Publié le 8 avril 2021par Jean-Noël Escudié / P2C pour Localtis

Réuni le 7 avril, le conseil d'administration de la Cnaf a adopté quatre mesures nouvelles : la gratuité de l'accueil des enfants des "personnels indispensables", une aide de 10 euros par jour et par place occupée pour toutes les crèches accueillant ces enfants, l'élargissement des aides exceptionnelles à toutes les places d'accueil fermées ou inoccupées en crèche et le maintien des prestations de service sur la base de l’activité 2019 pour les accueils de loisirs sans hébergement.

Crèche

@VilleMaurepas

Dans le climat actuel de "public bashing", il ne pourra pas être fait grief au conseil d'administration de la Cnaf (Caisse nationale des allocations familiales) de manquer de réactivité. Celui-ci s'est en effet réuni une nouvelle fois, le 7 avril, pour adopter une série de quatre mesures en faveur des modes de garde de la petite enfance et des accueils de loisirs sans hébergement (ALSH). Il s'agit en l'occurrence de s'adapter au nouveau contexte créé par le troisième confinement de fait et par la fermeture des lieux d'accueil collectif de la petite enfance. Ces mesures s'ajoutent à la prolongation déjà décidée, jusqu'au 30 juin, des aides aux places d'accueil fermées (voir notre article du 21 janvier 2021).

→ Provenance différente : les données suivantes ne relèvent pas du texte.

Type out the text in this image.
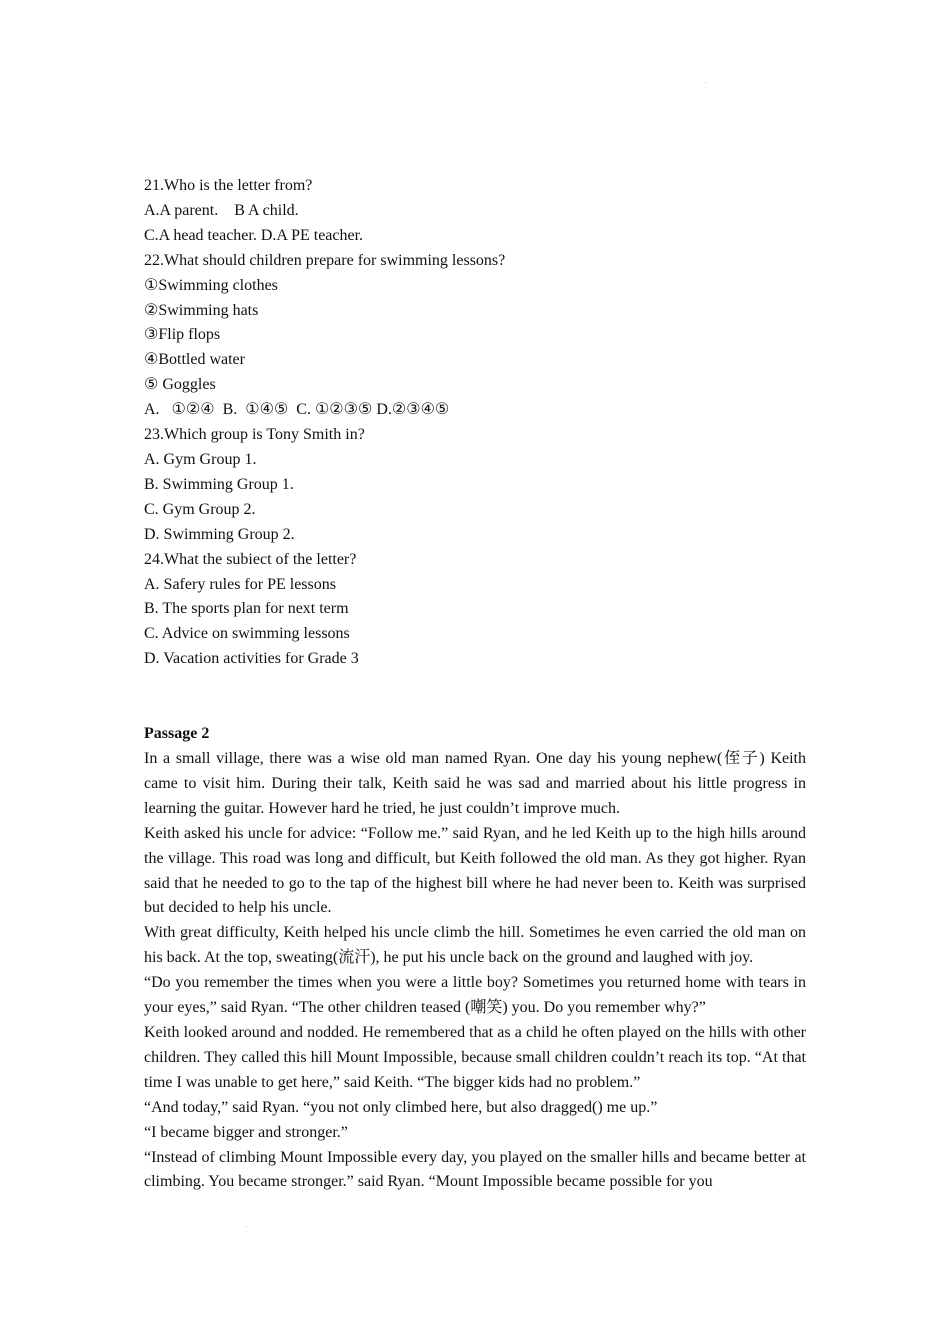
21.Who is the letter from?
A.A parent.    B A child.
C.A head teacher. D.A PE teacher.
22.What should children prepare for swimming lessons?
①Swimming clothes
②Swimming hats
③Flip flops
④Bottled water
⑤ Goggles
A.   ①②④  B.  ①④⑤  C. ①②③⑤ D.②③④⑤
23.Which group is Tony Smith in?
A. Gym Group 1.
B. Swimming Group 1.
C. Gym Group 2.
D. Swimming Group 2.
24.What the subiect of the letter?
A. Safery rules for PE lessons
B. The sports plan for next term
C. Advice on swimming lessons
D. Vacation activities for Grade 3
Passage 2

In a small village, there was a wise old man named Ryan. One day his young nephew(侄子) Keith came to visit him. During their talk, Keith said he was sad and married about his little progress in learning the guitar. However hard he tried, he just couldn’t improve much.

Keith asked his uncle for advice: “Follow me.” said Ryan, and he led Keith up to the high hills around the village. This road was long and difficult, but Keith followed the old man. As they got higher. Ryan said that he needed to go to the tap of the highest bill where he had never been to. Keith was surprised but decided to help his uncle.

With great difficulty, Keith helped his uncle climb the hill. Sometimes he even carried the old man on his back. At the top, sweating(流汗), he put his uncle back on the ground and laughed with joy.

“Do you remember the times when you were a little boy? Sometimes you returned home with tears in your eyes,” said Ryan. “The other children teased (嘲笑) you. Do you remember why?”

Keith looked around and nodded. He remembered that as a child he often played on the hills with other children. They called this hill Mount Impossible, because small children couldn’t reach its top. “At that time I was unable to get here,” said Keith. “The bigger kids had no problem.”

“And today,” said Ryan. “you not only climbed here, but also dragged() me up.”

“I became bigger and stronger.”

“Instead of climbing Mount Impossible every day, you played on the smaller hills and became better at climbing. You became stronger.” said Ryan. “Mount Impossible became possible for you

Personnels prioritaires : gratuité pour les parents, aide pour les crèches

La première mesure concerne la gratuité de l'accueil des enfants des "personnels indispensables" (voir notre article du 6 avril 2021) dans les crèches financées par la prestation de service unique (PSU). Si un des parents est considéré comme personnel prioritaire, ses enfants bénéficient gratuitement du service minimum d'accueil dès lors que le parent concerné "ne dispose d'aucune autre solution d'accueil". Le coût de cet accueil sera alors pris en charge par la branche Famille. Les parents concernés peuvent se faire recenser sur une page dédiée du portail national monenfant.fr. Le communiqué de la Cnaf du 7 avril indique que "moins d'une semaine après sa mise en place, 6.000 parents ont signalé leur besoin d'accueil pour 4.900 enfants de moins de trois ans et 4.000 enfants de trois à seize ans et 7.100 places ont été proposées par les assistantes maternelles et les crèches".

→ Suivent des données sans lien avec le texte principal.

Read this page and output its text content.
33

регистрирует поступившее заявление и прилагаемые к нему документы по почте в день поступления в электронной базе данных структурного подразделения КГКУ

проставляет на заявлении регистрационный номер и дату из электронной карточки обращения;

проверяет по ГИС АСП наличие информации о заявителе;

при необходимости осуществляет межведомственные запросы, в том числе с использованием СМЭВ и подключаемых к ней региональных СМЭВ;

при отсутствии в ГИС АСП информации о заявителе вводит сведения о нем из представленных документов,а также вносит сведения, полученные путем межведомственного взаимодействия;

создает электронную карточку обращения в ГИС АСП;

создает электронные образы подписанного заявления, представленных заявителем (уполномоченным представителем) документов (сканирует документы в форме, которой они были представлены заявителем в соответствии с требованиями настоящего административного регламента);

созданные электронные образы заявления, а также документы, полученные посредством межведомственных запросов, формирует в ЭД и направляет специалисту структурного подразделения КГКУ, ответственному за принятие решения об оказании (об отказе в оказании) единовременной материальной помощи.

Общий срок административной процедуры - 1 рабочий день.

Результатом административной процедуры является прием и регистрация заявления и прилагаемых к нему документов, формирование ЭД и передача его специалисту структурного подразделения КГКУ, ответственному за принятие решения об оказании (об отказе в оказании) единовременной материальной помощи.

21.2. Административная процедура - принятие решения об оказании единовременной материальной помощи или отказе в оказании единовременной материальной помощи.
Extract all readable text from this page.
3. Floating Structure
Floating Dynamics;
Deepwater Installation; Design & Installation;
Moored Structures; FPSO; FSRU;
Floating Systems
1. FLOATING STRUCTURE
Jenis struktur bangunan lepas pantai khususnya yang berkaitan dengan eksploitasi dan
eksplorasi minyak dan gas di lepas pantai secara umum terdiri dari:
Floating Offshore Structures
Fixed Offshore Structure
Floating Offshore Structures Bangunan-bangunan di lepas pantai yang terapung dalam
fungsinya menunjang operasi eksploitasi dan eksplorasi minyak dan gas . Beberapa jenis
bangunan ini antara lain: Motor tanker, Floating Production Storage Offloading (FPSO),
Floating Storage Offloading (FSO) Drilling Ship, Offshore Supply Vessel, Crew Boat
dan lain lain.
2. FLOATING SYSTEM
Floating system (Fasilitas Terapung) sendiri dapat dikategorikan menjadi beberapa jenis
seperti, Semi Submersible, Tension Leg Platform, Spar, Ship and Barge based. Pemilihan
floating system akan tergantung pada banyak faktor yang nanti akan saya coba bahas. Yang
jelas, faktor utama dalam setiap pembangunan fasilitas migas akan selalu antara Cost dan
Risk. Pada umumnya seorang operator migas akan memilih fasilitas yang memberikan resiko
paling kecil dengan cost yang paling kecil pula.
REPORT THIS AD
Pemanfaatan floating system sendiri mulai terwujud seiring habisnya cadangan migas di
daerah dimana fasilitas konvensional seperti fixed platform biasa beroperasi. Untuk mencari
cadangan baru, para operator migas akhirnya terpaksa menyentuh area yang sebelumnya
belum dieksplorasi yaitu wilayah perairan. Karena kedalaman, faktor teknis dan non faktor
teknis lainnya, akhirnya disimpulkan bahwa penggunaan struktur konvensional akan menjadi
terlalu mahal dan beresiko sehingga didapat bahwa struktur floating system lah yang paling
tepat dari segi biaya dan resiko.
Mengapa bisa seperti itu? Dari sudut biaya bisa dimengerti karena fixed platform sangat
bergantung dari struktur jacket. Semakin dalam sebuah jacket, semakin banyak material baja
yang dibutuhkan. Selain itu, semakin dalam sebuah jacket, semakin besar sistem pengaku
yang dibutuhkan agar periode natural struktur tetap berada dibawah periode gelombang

La seconde mesure adoptée par le conseil d'administration consiste en une aide de 10 euros par jour et par place occupée par les enfants des personnels indispensables. Cette aide est versée à toutes les crèches accueillant ces enfants, qu'elles soient financées par la PSU ou par la Paje (prestation d'accueil du jeune enfant). Elle a pour objet "de faire face aux surcoûts engagés par la structure pour maintenir un accueil de qualité en faveur des enfants de personnels prioritaires".

Retour de l'aide exceptionnelle et aide aux ALSH et structures jeunesse

La troisième mesure prévoit un élargissement à toutes les places d'accueil fermées ou inoccupées des aides exceptionnelles à l'ensemble des crèches et des maisons d'assistantes maternelles (MAM). Il s'agit en l'occurrence de la reconduction du dispositif d'aide exceptionnelle mis sur pied au printemps 2020 pour faire face à la fermeture des structures d'accueil de la petite enfance. Pour mémoire, l'aide est de 27 euros par jour et par place fermée ou inoccupée dans les crèches avec du personnel de droit public, de 17 euros dans celles employant du personnel de droit privé (qui bénéficient des mesures sur le chômage partiel) et de 3 euros dans les MAM ayant des charges locatives (ou d'accession).

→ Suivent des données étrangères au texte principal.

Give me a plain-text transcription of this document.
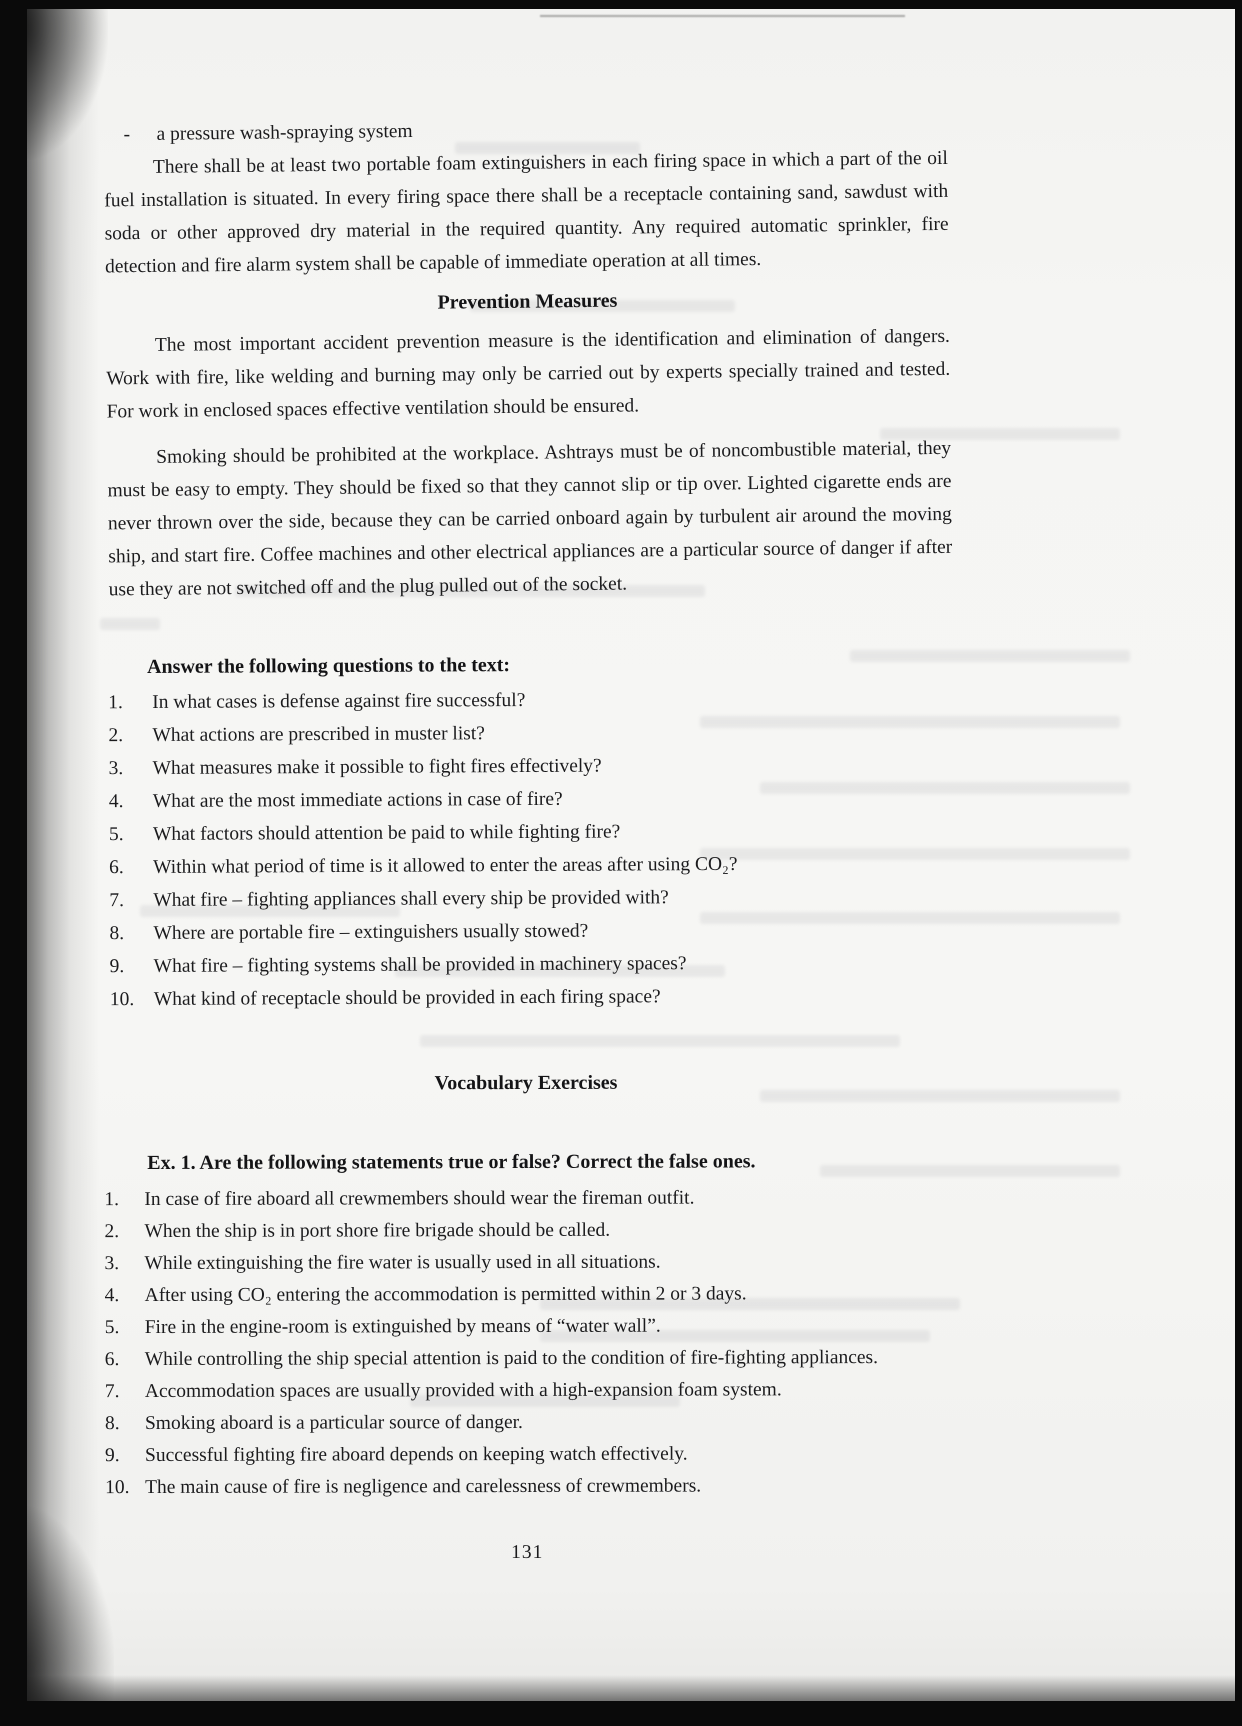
-	a pressure wash-spraying system

There shall be at least two portable foam extinguishers in each firing space in which a part of the oil fuel installation is situated. In every firing space there shall be a receptacle containing sand, sawdust with soda or other approved dry material in the required quantity. Any required automatic sprinkler, fire detection and fire alarm system shall be capable of immediate operation at all times.

Prevention Measures

The most important accident prevention measure is the identification and elimination of dangers. Work with fire, like welding and burning may only be carried out by experts specially trained and tested. For work in enclosed spaces effective ventilation should be ensured.

Smoking should be prohibited at the workplace. Ashtrays must be of noncombustible material, they must be easy to empty. They should be fixed so that they cannot slip or tip over. Lighted cigarette ends are never thrown over the side, because they can be carried onboard again by turbulent air around the moving ship, and start fire. Coffee machines and other electrical appliances are a particular source of danger if after use they are not switched off and the plug pulled out of the socket.

Answer the following questions to the text:
1.	In what cases is defense against fire successful?
2.	What actions are prescribed in muster list?
3.	What measures make it possible to fight fires effectively?
4.	What are the most immediate actions in case of fire?
5.	What factors should attention be paid to while fighting fire?
6.	Within what period of time is it allowed to enter the areas after using CO₂?
7.	What fire – fighting appliances shall every ship be provided with?
8.	Where are portable fire – extinguishers usually stowed?
9.	What fire – fighting systems shall be provided in machinery spaces?
10.	What kind of receptacle should be provided in each firing space?
Vocabulary Exercises
Ex. 1. Are the following statements true or false? Correct the false ones.
1.	In case of fire aboard all crewmembers should wear the fireman outfit.
2.	When the ship is in port shore fire brigade should be called.
3.	While extinguishing the fire water is usually used in all situations.
4.	After using CO₂ entering the accommodation is permitted within 2 or 3 days.
5.	Fire in the engine-room is extinguished by means of “water wall”.
6.	While controlling the ship special attention is paid to the condition of fire-fighting appliances.
7.	Accommodation spaces are usually provided with a high-expansion foam system.
8.	Smoking aboard is a particular source of danger.
9.	Successful fighting fire aboard depends on keeping watch effectively.
10. The main cause of fire is negligence and carelessness of crewmembers.
131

Enfin, la dernière mesure tient compte de l'impact du troisième confinement sur les accueils de loisirs sans hébergement (centres de loisirs, centres aérés...), mis à l'arrêt durant le mois d'avril alors que les vacances de Pâques constituent ordinairement une période de forte activité. Organisés le plus souvent par des associations ou des collectivités territoriales, ces structures sont financées par la PSO-ALSH (prestation de service ordinaire). La Cnaf a donc décidé le maintien des prestations de service, du 1er au 30 avril 2021 et sur la base de l'activité 2019, pour les ALSH, mais aussi pour tous les services financés par la branche Famille. Ceci inclut donc également la prestation de service "jeunes" (12 à 25 ans), les foyers de jeunes travailleurs, les relais assistantes maternelles, les services parentalité (espaces de rencontre, médiation familiale, lieux d'accueil enfants-parents, contrats d'accompagnement à la scolarité), ainsi que les structures d'animation de la vie sociale et de l'aide à domicile. En contrepartie de ces aides, la Cnaf demande aux ALSH "d'être en capacité de contribuer à l'accueil des enfants de personnels prioritaires" et à l'ensemble des structures "d'assurer une continuité de service, en distanciel si nécessaire".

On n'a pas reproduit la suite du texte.